OK, really really glad to have this dataset. Visited London for the first time this past May and while on a riverboat on the Thames, Tower Bridge opened to let through a cruise ship coming up river. A tour guide on our boat was very loud and adamant that this was an incredibly rare event - it only happens a couple dozen times per year, she said. Some simple googling in the moment proved that wasn't true, and maybe we just didn't understand what she was saying was so rare. Glad to see that the data shows it isn't very rare at all!
But this did take me awhile, particularly the tricky interpretation issue with the bonus question. Finally got around to it though.
Solution attached. Spent a while on the bonus question since I didn't see the logic. I understand the method proposed in the solution, but don't agree that it will give us the most likely time to see a lift.
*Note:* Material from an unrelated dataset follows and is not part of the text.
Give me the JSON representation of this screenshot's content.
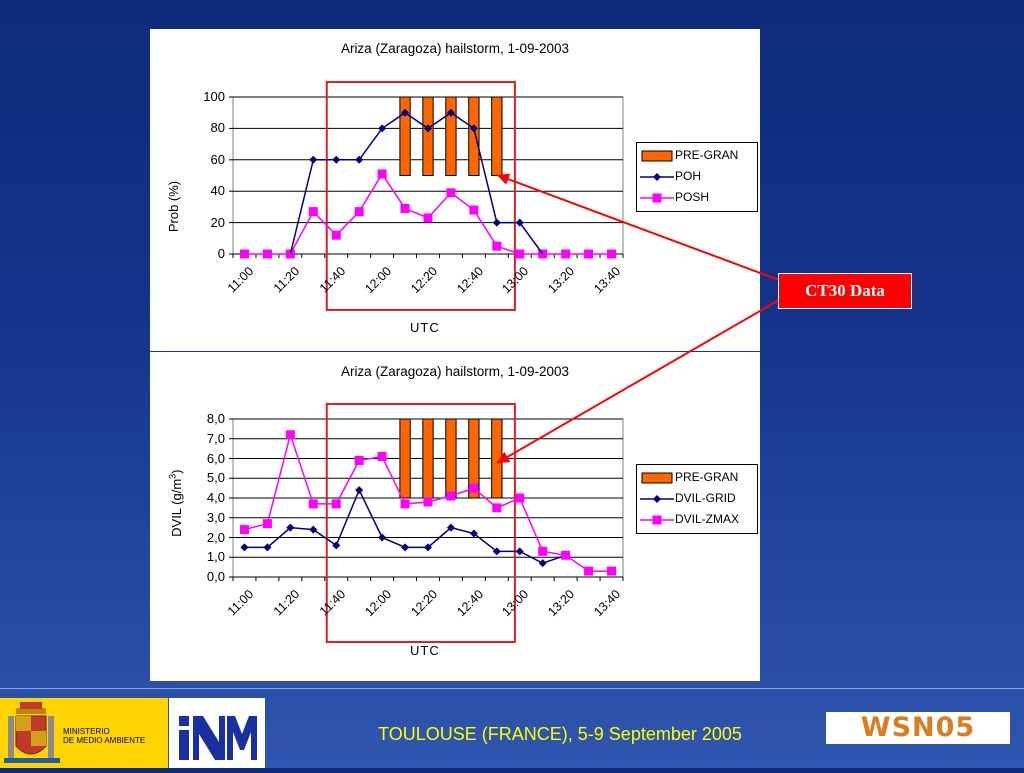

I think that either the bonus answer as provided is not correct, or if that is the desired answer, the bonus question ought to be reworded. The given solution suggests that the 2pm hour on Sundays in August is a good time to see the lift, but really it was just very busy during the 2pm hour on a single August Saturday (2015-08-30) and was never in operation during that hour/month/day combination at any other point in the dataset, thus giving a high “average”. This solution penalizes hour/month/day combinations where the bridge regularly lifts a few times and isn’t accounting for the majority of occasions in which the bridge lifts ZERO times during the 2pm hour on August Sundays.
Consider the 9 on Saturdays in July combination. There are a whopping 24 lifts on 2016-07-30, along with a single lift during that window on two other days. 9 on Saturdays in July has a total of 26 lifts in the dataset, more than twice as many times as the provided solution. The solution suggests that because 12/1 is greater than 26/3, you’re going to be more likely to see the bridge lift on 2pm on August Saturdays. This doesn’t make sense.
A better solution would be to just find the hour month day combination which occurs the most in the dataset (15 on Saturdays in September occurs 29 times).
The most correct solution probably requires summing the number of lifts during each hour/day/month grouping and dividing by a count of the number of Saturdays, Sundays, etc. in each month during 2015 – 2018.